How Do I Disable Strong Passwords

Beta Program Issues
1

I setup a new install of FreePBX for our offices and was unaware of the new strong passwords feature. Normally I love strong passwords, however in this install it’s become a problem.

Due to the scripts we use for setting up a users extension it doesn’t allow the ability to enter alpha characters into the password (which FreePBX now requires). I’m working on fixing the scripts, but in the meantime I need to get my extensions up and running.

I’ve un-installed the “Weak Password Detection” module, but when I attempt to set the secret for the extension, it’s still saying I have to include at least to alpha characters.

Figure I’m probably overlooking something simple, but if someone could shed a little light, that would me great.

Thanks in advance!

2

That seemed to do the trick to at least get my extensions up and running.

Thank you so VERY much!

3

Edit the file at: admin/common/script.js.php. Add “return false;” as the first line inside of the weakSecret() block.

Existing secrets aren’t scruitinized.

4

Perhaps we need a control knob to control the enforcement of this?

While it’s certainly simple enough to make the edit prescribed above, I don’t believe it will survive an upgrade to a new freepbx release.

A knob is probably warranted… Looks like the weakSecret() function gets called on 2 occasions in modules/core/functions.inc.php. Those places would be the ideal spots to check for a 0|1 preference value for enforcement…

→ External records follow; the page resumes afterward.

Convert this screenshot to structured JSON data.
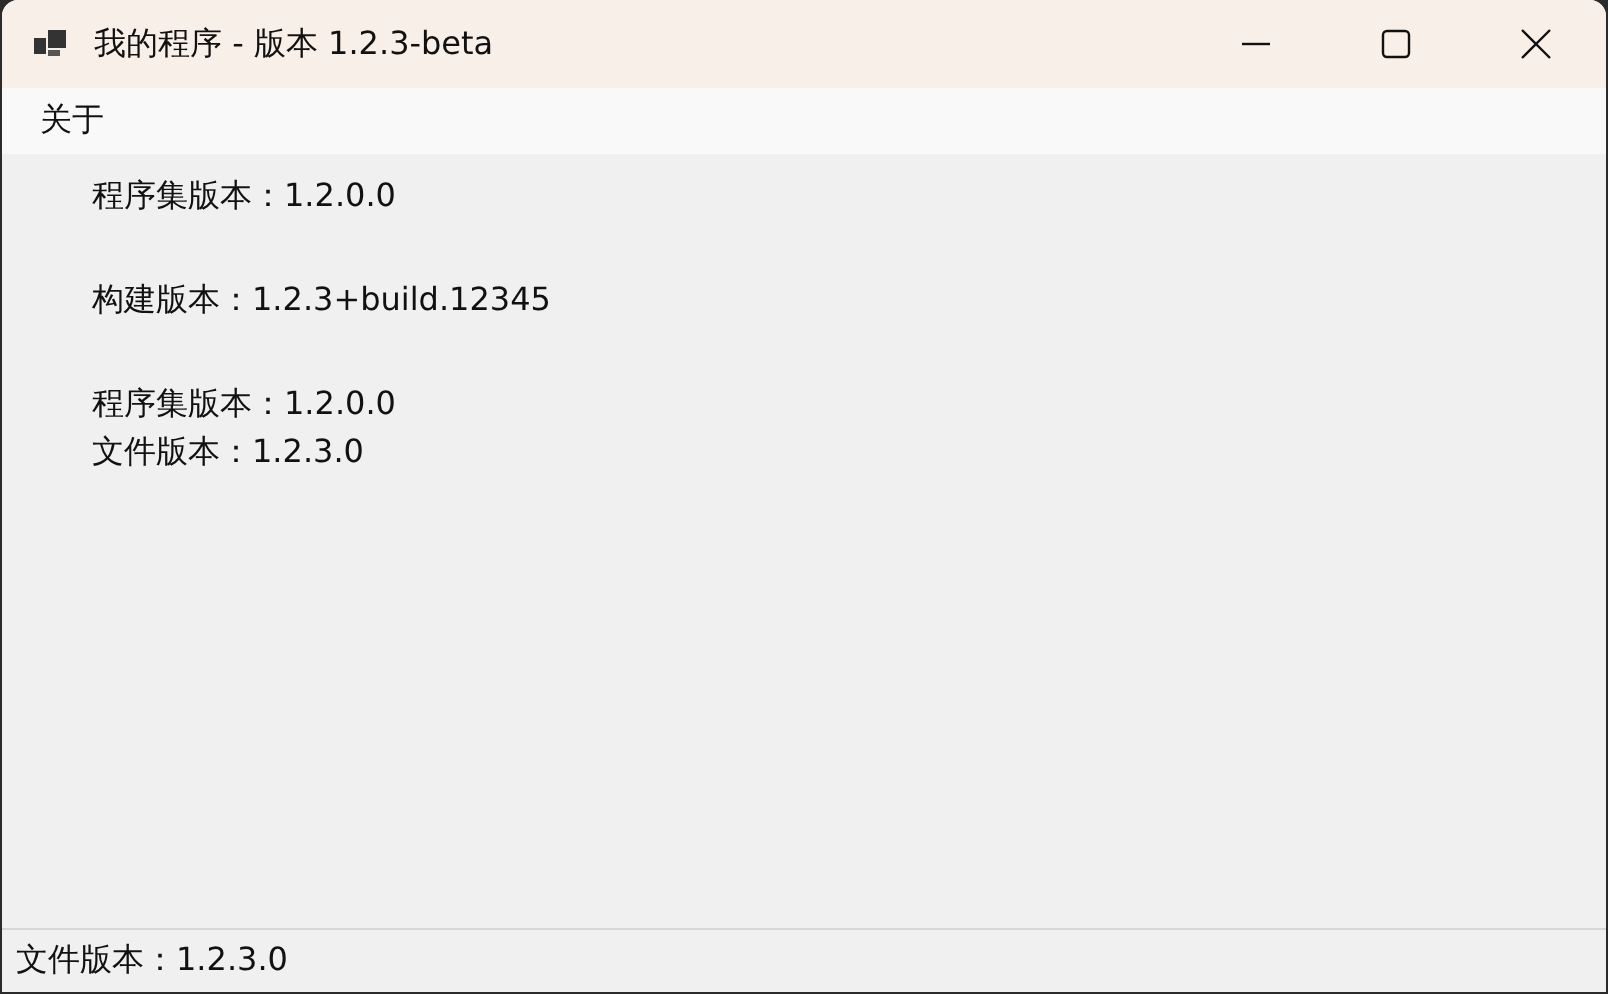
{
  "window": {
    "title": "我的程序 - 版本 1.2.3-beta"
  },
  "menu": [
    {
      "label": "关于"
    }
  ],
  "label_groups": [
    [
      "程序集版本：1.2.0.0"
    ],
    [
      "构建版本：1.2.3+build.12345"
    ],
    [
      "程序集版本：1.2.0.0",
      "文件版本：1.2.3.0"
    ]
  ],
  "status_bar": {
    "text": "文件版本：1.2.3.0"
  }
}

Just my $0.02… I’ll look into submitting a patch if nobody wants to take it on. Of course, I’ll just need to find the time to do that. :slight_smile:

5

You may need to empty your cache and refresh the page

6

It is not working for me !!!

I also tried this:

function weakSecret()
{
return false;
// var password = document.getElementById(‘devinfo_secret’).value;
// var origional_password = document.getElementById(‘devinfo_secret_origional’).value;
//
// if (password == origional_password)
// {
// return false;
// }
//
// if (password.length <= 5)
// {
// alert(’<?php echo _("The secret must be at minimum six characters in length."); ?>’);
// return true;
// }
//
// if (password.match(/[a-z].[a-z]/i) == null || password.match(/\d\D\d/) == null)
// {
// alert(’<?php echo _("The secret must contain at least two numbers and two letters."); ?>’);
// return true;
// }
// return false;
}

I comment out everything but still asks 6 characters password !!!

7

I’m using Asterisk NOW 3.0 (FreePBX 2.11beta on Asterisk 11) and can’t find this file or folder.

8

These are the files and folders in my /var/www/html/admin folder.

assets
bootstrap.php
CHANGES
config.php
functions.inc.php
helpers
i18n
images
index.php
libraries
module-builtin.xml
modules
page.modules.php
views

9

Thought I’d register and reply to this seeing as I am constantly rebuilding client PBXs and don’t have access to their system - thus requiring the password to stay identical to the old system.

The file you’re looking for is here: /var/www/html/admin/assets/js/pbxlib.js
I renamed the function weakSecret() to weakSecret2() and created my own below it:
weakSecret(){return false;}

CTRL+F5 the page after editing this file and voila! No more annoying alert message :slight_smile:

10

Guys

Its simple go into advanced settings module in FreePBX and disable require strong password option.